Legacies of Victorian Women’s Fiction:
Looking Beyond the 'Neo'
NeMLA 2017 Session
March 23-26, 2017
In 1913, Chesterton wrote that Victorian women played an essential role in the development of the novel. Yet this role remains under-theorized, as the bulk of nineteenth-century literature by women—beyond a brief list of texts—has often been viewed in criticism as anomalous or counter-cultural, rather than as a dominant part of our literary heritage. For decades, critics have labored to reintroduce excluded women and minority writers into the Western canon, and this essential recovery work has taken on new life with the opening of digital archives, as scholars unearth evidence of the literary merit and/or cultural significance of many authors now neglected. Yet, by focusing on this ethos of discovery/recovery, we rarely look for connections between the works of different periods, continuities that stem from women’s literary innovations.

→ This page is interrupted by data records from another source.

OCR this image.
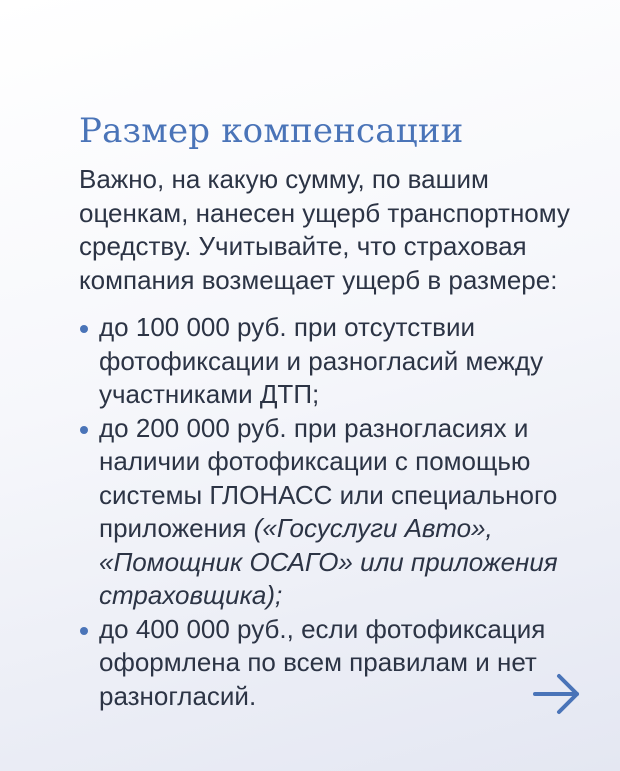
Размер компенсации

Важно, на какую сумму, по вашим оценкам, нанесен ущерб транспортному средству. Учитывайте, что страховая компания возмещает ущерб в размере:

до 100 000 руб. при отсутствии фотофиксации и разногласий между участниками ДТП;
до 200 000 руб. при разногласиях и наличии фотофиксации с помощью системы ГЛОНАСС или специального приложения («Госуслуги Авто», «Помощник ОСАГО» или приложения страховщика);
до 400 000 руб., если фотофиксация оформлена по всем правилам и нет разногласий.
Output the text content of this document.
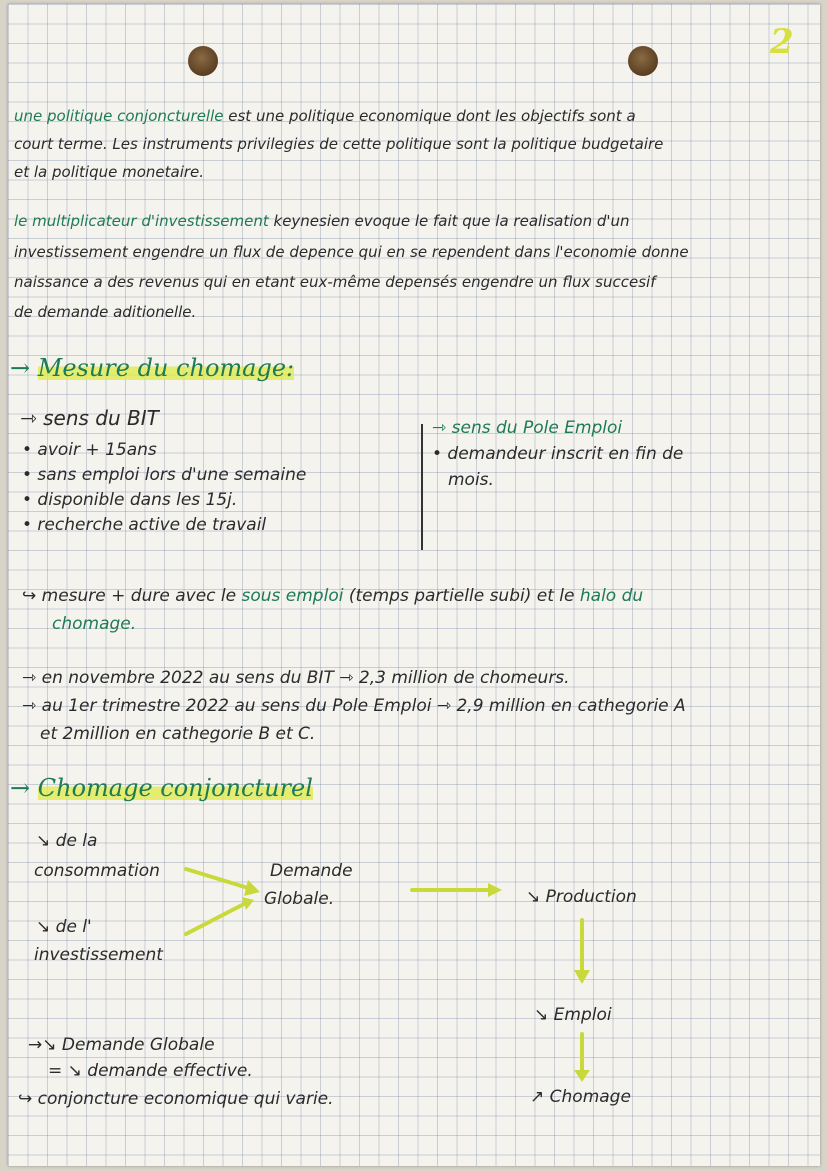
2
une politique conjoncturelle est une politique economique dont les objectifs sont a
court terme. Les instruments privilegies de cette politique sont la politique budgetaire
et la politique monetaire.
le multiplicateur d'investissement keynesien evoque le fait que la realisation d'un
investissement engendre un flux de depence qui en se rependent dans l'economie donne
naissance a des revenus qui en etant eux-même depensés engendre un flux succesif
de demande aditionelle.
→ Mesure du chomage:
⇾ sens du BIT
• avoir + 15ans
• sans emploi lors d'une semaine
• disponible dans les 15j.
• recherche active de travail
⇾ sens du Pole Emploi
• demandeur inscrit en fin de
mois.
↪ mesure + dure avec le sous emploi (temps partielle subi) et le halo du
chomage.
⇾ en novembre 2022 au sens du BIT ⇾ 2,3 million de chomeurs.
⇾ au 1er trimestre 2022 au sens du Pole Emploi ⇾ 2,9 million en cathegorie A
et 2million en cathegorie B et C.
→ Chomage conjoncturel
↘ de la
consommation
↘ de l'
investissement
Demande
Globale.	↘ Production
↘ Emploi
↗ Chomage
→↘ Demande Globale
= ↘ demande effective.
↪ conjoncture economique qui varie.
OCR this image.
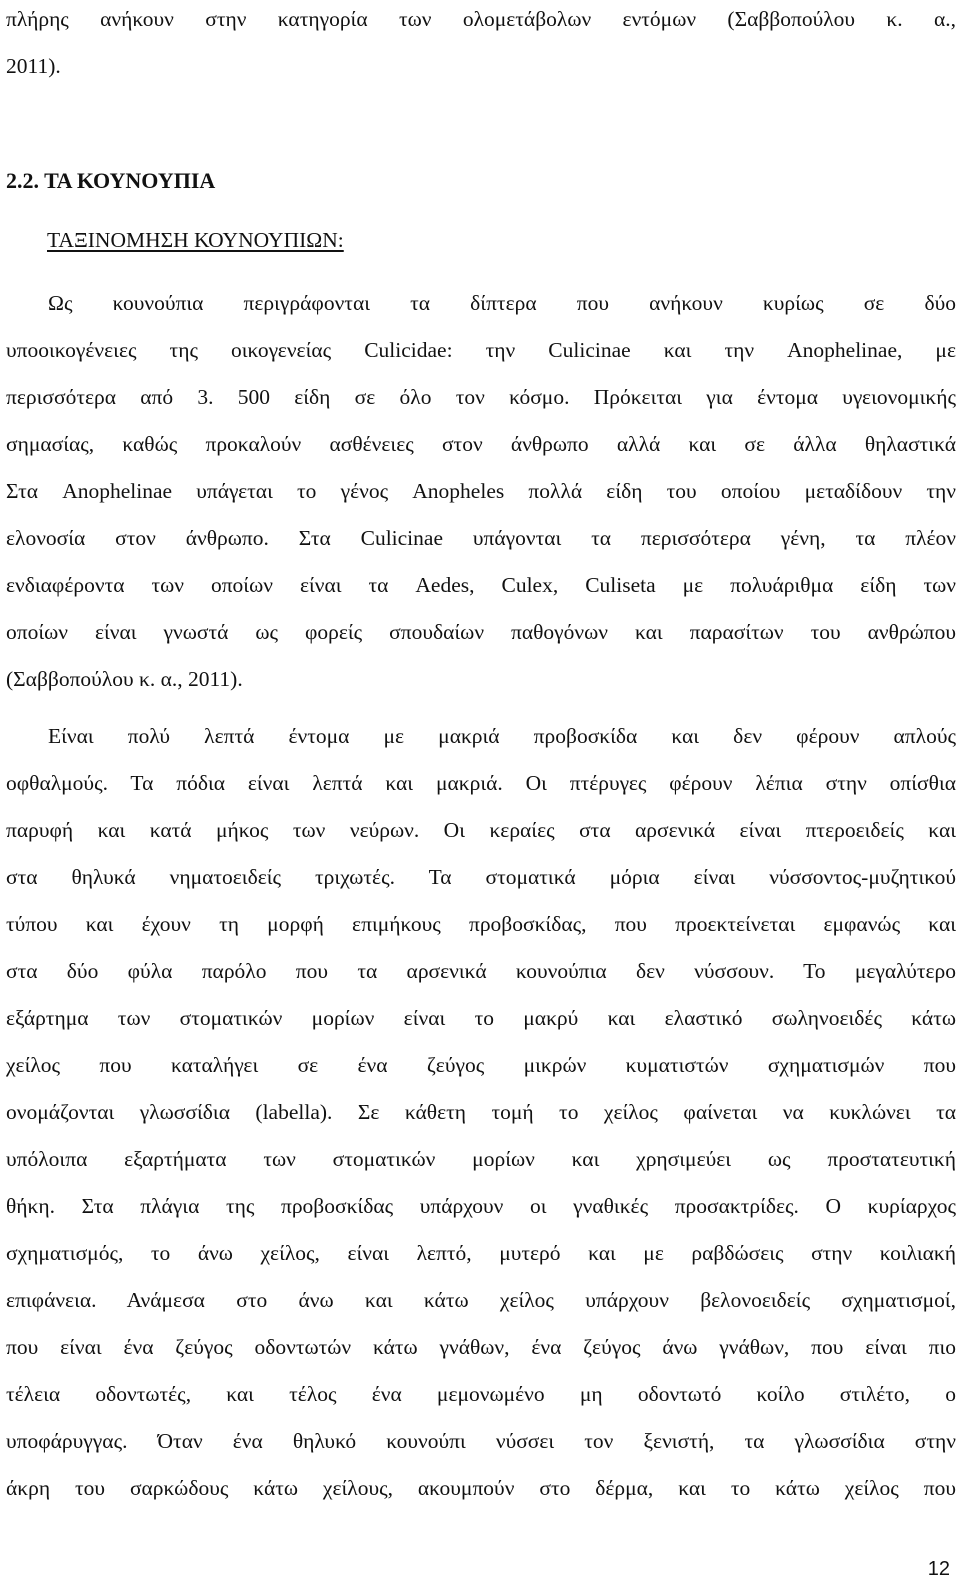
πλήρης ανήκουν στην κατηγορία των ολομετάβολων εντόμων (Σαββοπούλου κ. α.,
2011).
2.2. ΤΑ ΚΟΥΝΟΥΠΙΑ
ΤΑΞΙΝΟΜΗΣΗ ΚΟΥΝΟΥΠΙΩΝ:
Ως κουνούπια περιγράφονται τα δίπτερα που ανήκουν κυρίως σε δύο
υποοικογένειες της οικογενείας Culicidae: την Culicinae και την Anophelinae, με
περισσότερα από 3. 500 είδη σε όλο τον κόσμο. Πρόκειται για έντομα υγειονομικής
σημασίας, καθώς προκαλούν ασθένειες στον άνθρωπο αλλά και σε άλλα θηλαστικά
Στα Anophelinae υπάγεται το γένος Anopheles πολλά είδη του οποίου μεταδίδουν την
ελονοσία στον άνθρωπο. Στα Culicinae υπάγονται τα περισσότερα γένη, τα πλέον
ενδιαφέροντα των οποίων είναι τα Aedes, Culex, Culiseta με πολυάριθμα είδη των
οποίων είναι γνωστά ως φορείς σπουδαίων παθογόνων και παρασίτων του ανθρώπου
(Σαββοπούλου κ. α., 2011).
Είναι πολύ λεπτά έντομα με μακριά προβοσκίδα και δεν φέρουν απλούς
οφθαλμούς. Τα πόδια είναι λεπτά και μακριά. Οι πτέρυγες φέρουν λέπια στην οπίσθια
παρυφή και κατά μήκος των νεύρων. Οι κεραίες στα αρσενικά είναι πτεροειδείς και
στα θηλυκά νηματοειδείς τριχωτές. Τα στοματικά μόρια είναι νύσσοντος-μυζητικού
τύπου και έχουν τη μορφή επιμήκους προβοσκίδας, που προεκτείνεται εμφανώς και
στα δύο φύλα παρόλο που τα αρσενικά κουνούπια δεν νύσσουν. Το μεγαλύτερο
εξάρτημα των στοματικών μορίων είναι το μακρύ και ελαστικό σωληνοειδές κάτω
χείλος που καταλήγει σε ένα ζεύγος μικρών κυματιστών σχηματισμών που
ονομάζονται γλωσσίδια (labella). Σε κάθετη τομή το χείλος φαίνεται να κυκλώνει τα
υπόλοιπα εξαρτήματα των στοματικών μορίων και χρησιμεύει ως προστατευτική
θήκη. Στα πλάγια της προβοσκίδας υπάρχουν οι γναθικές προσακτρίδες. Ο κυρίαρχος
σχηματισμός, το άνω χείλος, είναι λεπτό, μυτερό και με ραβδώσεις στην κοιλιακή
επιφάνεια. Ανάμεσα στο άνω και κάτω χείλος υπάρχουν βελονοειδείς σχηματισμοί,
που είναι ένα ζεύγος οδοντωτών κάτω γνάθων, ένα ζεύγος άνω γνάθων, που είναι πιο
τέλεια οδοντωτές, και τέλος ένα μεμονωμένο μη οδοντωτό κοίλο στιλέτο, ο
υποφάρυγγας. Όταν ένα θηλυκό κουνούπι νύσσει τον ξενιστή, τα γλωσσίδια στην
άκρη του σαρκώδους κάτω χείλους, ακουμπούν στο δέρμα, και το κάτω χείλος που
12
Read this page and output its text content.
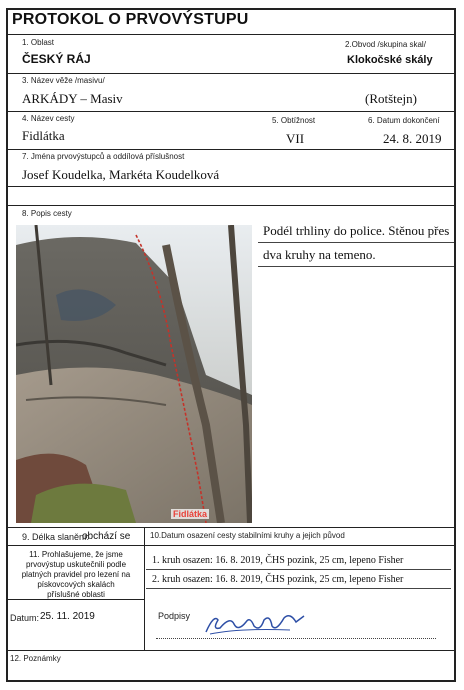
PROTOKOL O PRVOVÝSTUPU
1. Oblast
ČESKÝ RÁJ
2.Obvod /skupina skal/
Klokočské skály
3. Název věže /masivu/
ARKÁDY – Masiv	(Rotštejn)
4. Název cesty
Fidlátka
5. Obtížnost
VII
6. Datum dokončení
24. 8. 2019
7. Jména prvovýstupců a oddílová příslušnost
Josef Koudelka, Markéta Koudelková
8. Popis cesty
Fidlátka
Podél trhliny do police. Stěnou přes
dva kruhy na temeno.
9. Délka slanění:
obchází se 10.Datum osazení cesty stabilními kruhy a jejich původ
11. Prohlašujeme, že jsme
prvovýstup uskutečnili podle
platných pravidel pro lezení na
pískovcových skalách
příslušné oblasti
1. kruh osazen: 16. 8. 2019, ČHS pozink, 25 cm, lepeno Fisher
2. kruh osazen: 16. 8. 2019, ČHS pozink, 25 cm, lepeno Fisher
Datum: 25. 11. 2019	Podpisy
12. Poznámky
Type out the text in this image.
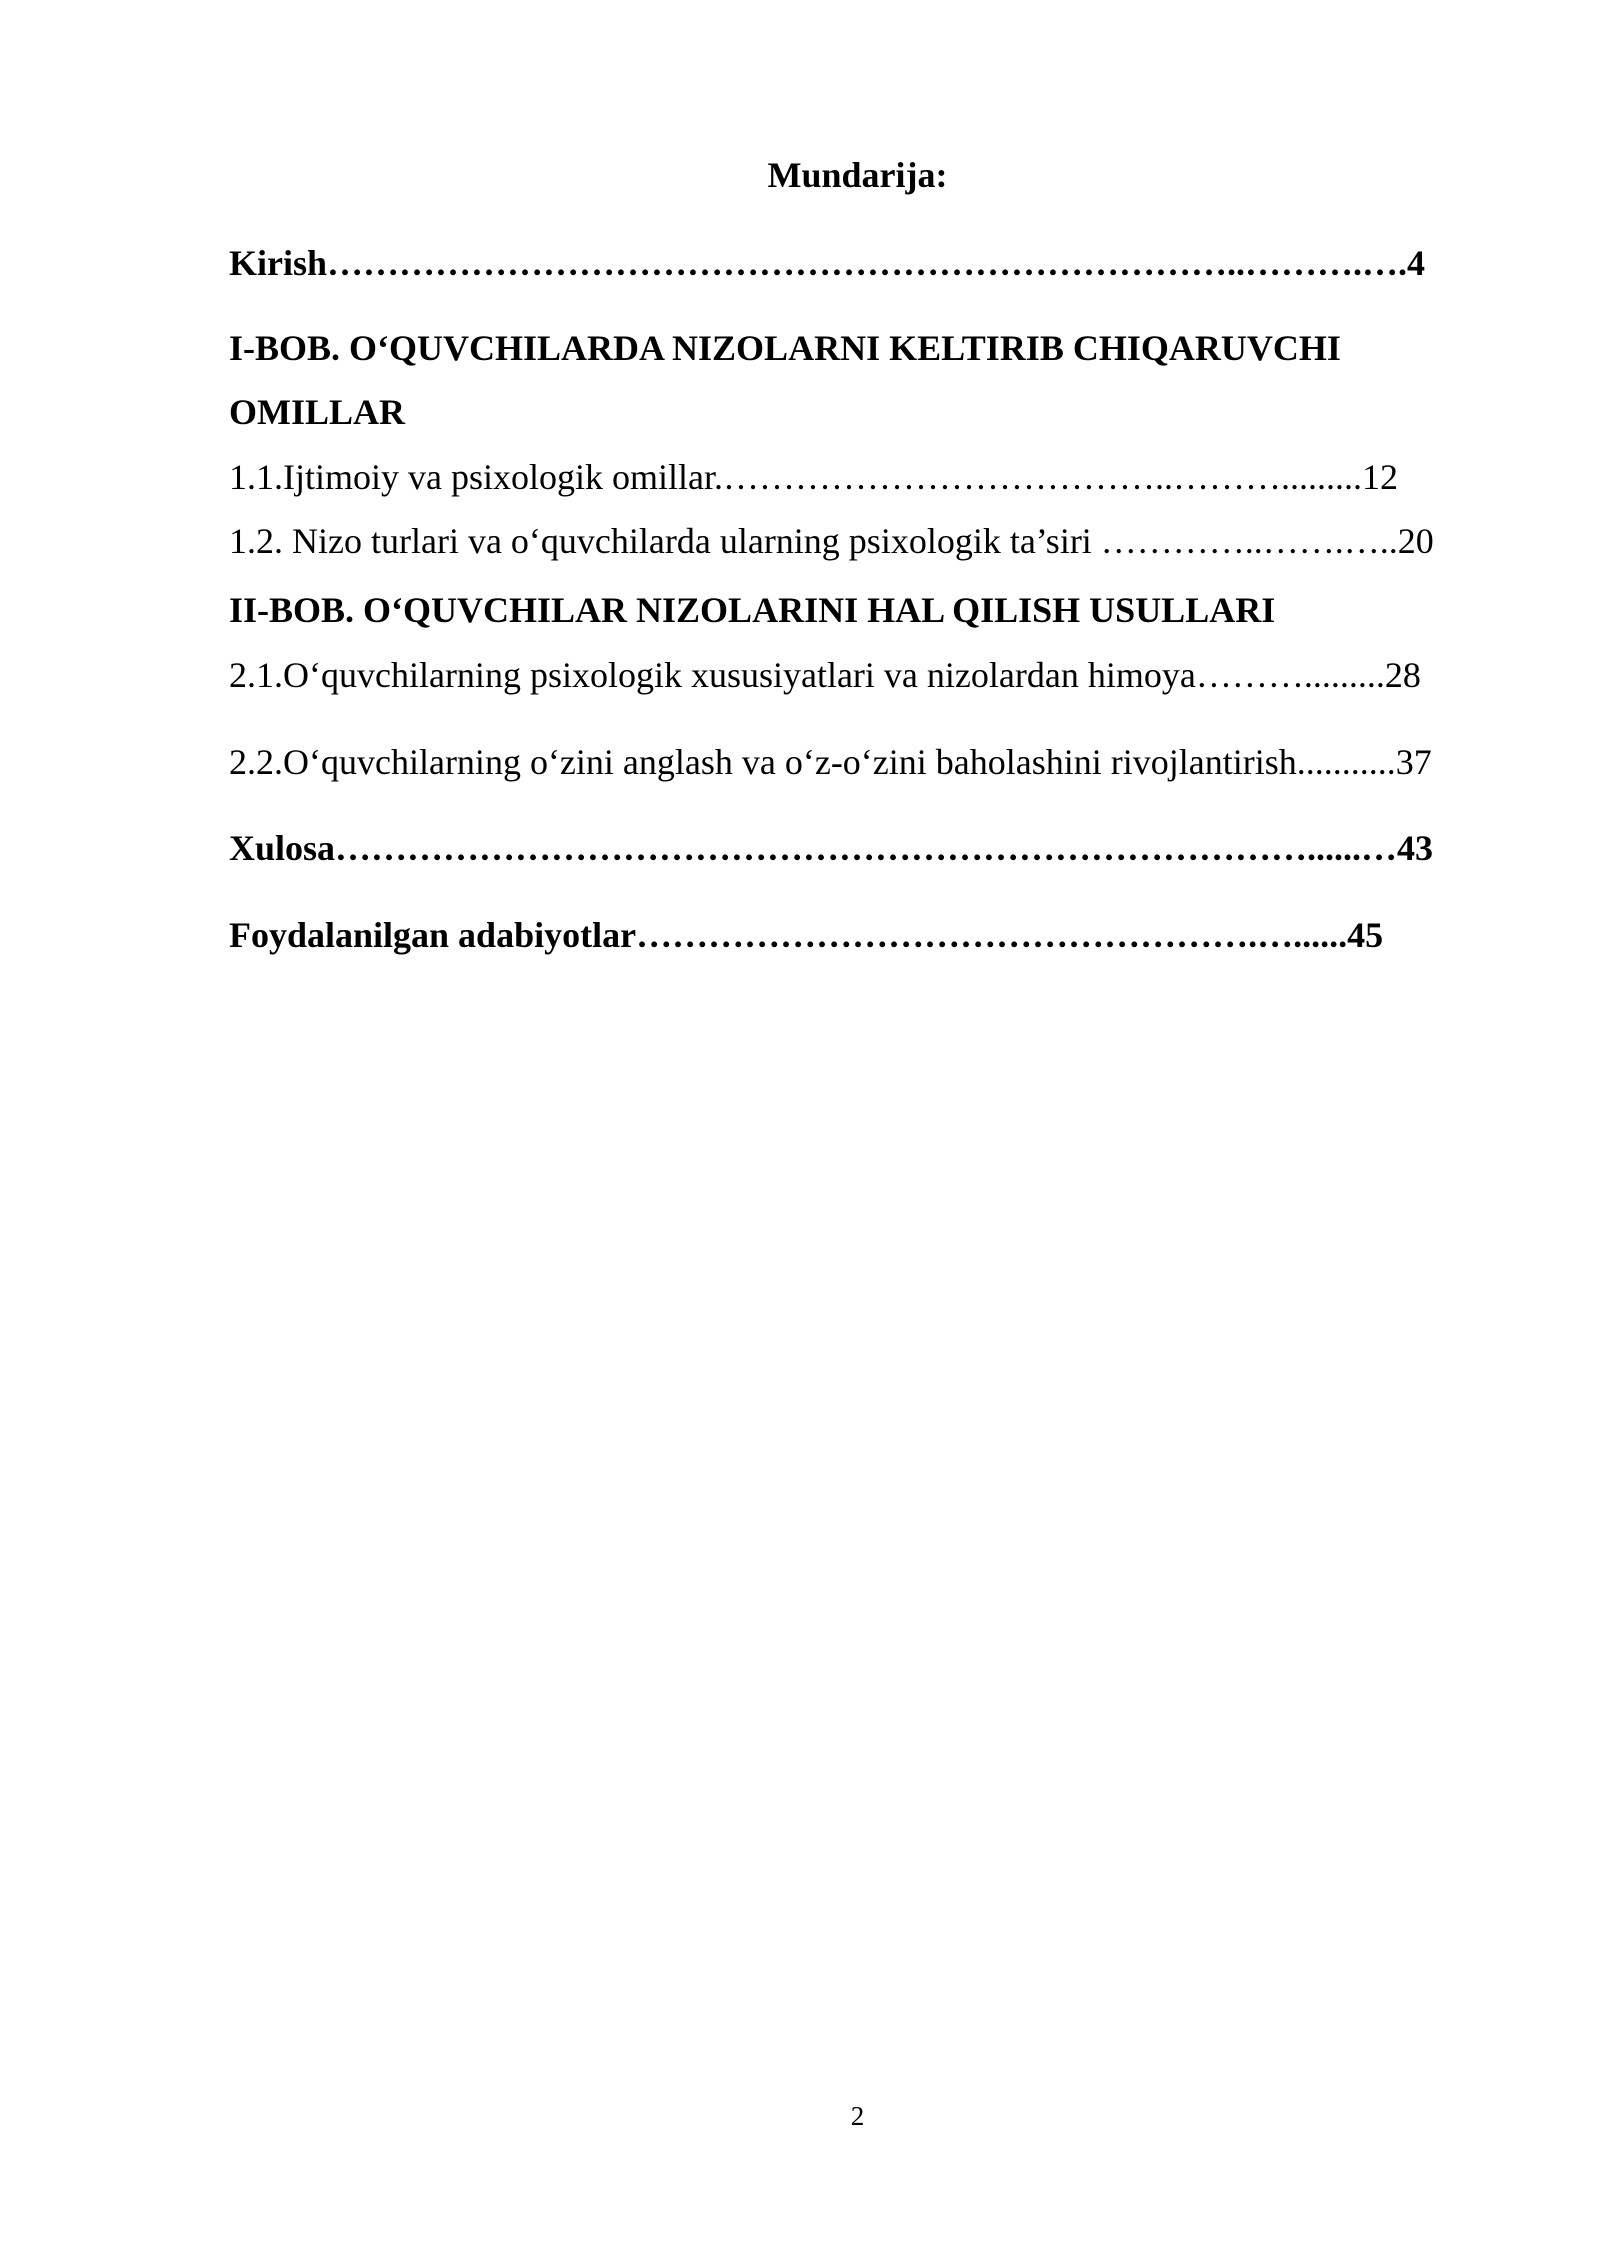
Mundarija:
Kirish…………………………………………………………………..……….….4
I-BOB. O‘QUVCHILARDA NIZOLARNI KELTIRIB CHIQARUVCHI
OMILLAR
1.1.Ijtimoiy va psixologik omillar.………………………………..……….........12
1.2. Nizo turlari va o‘quvchilarda ularning psixologik ta’siri …………..…….…..20
II-BOB. O‘QUVCHILAR NIZOLARINI HAL QILISH USULLARI
2.1.O‘quvchilarning psixologik xususiyatlari va nizolardan himoya……….........28
2.2.O‘quvchilarning o‘zini anglash va o‘z-o‘zini baholashini rivojlantirish...........37
Xulosa………………………………………………………………………......…43
Foydalanilgan adabiyotlar…………………………………………….…......45
2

This session seeks to address this issue directly, asking: what happened to the most popular themes, tropes, and concerns of Victorian fiction by women after 1901? Where do we see particular formal or narrative elements reemerging or being repurposed? While neo-Victorian criticism celebrates how the nineteenth century is estranged and made new, this session seeks to celebrate the Victorian that never died away, thriving legacies that may surprise us because our attention has been elsewhere. We invite answers based in scholarship that links the Victorian era with modern or contemporary genres outside steampunk, neo-Victorian, or costume drama.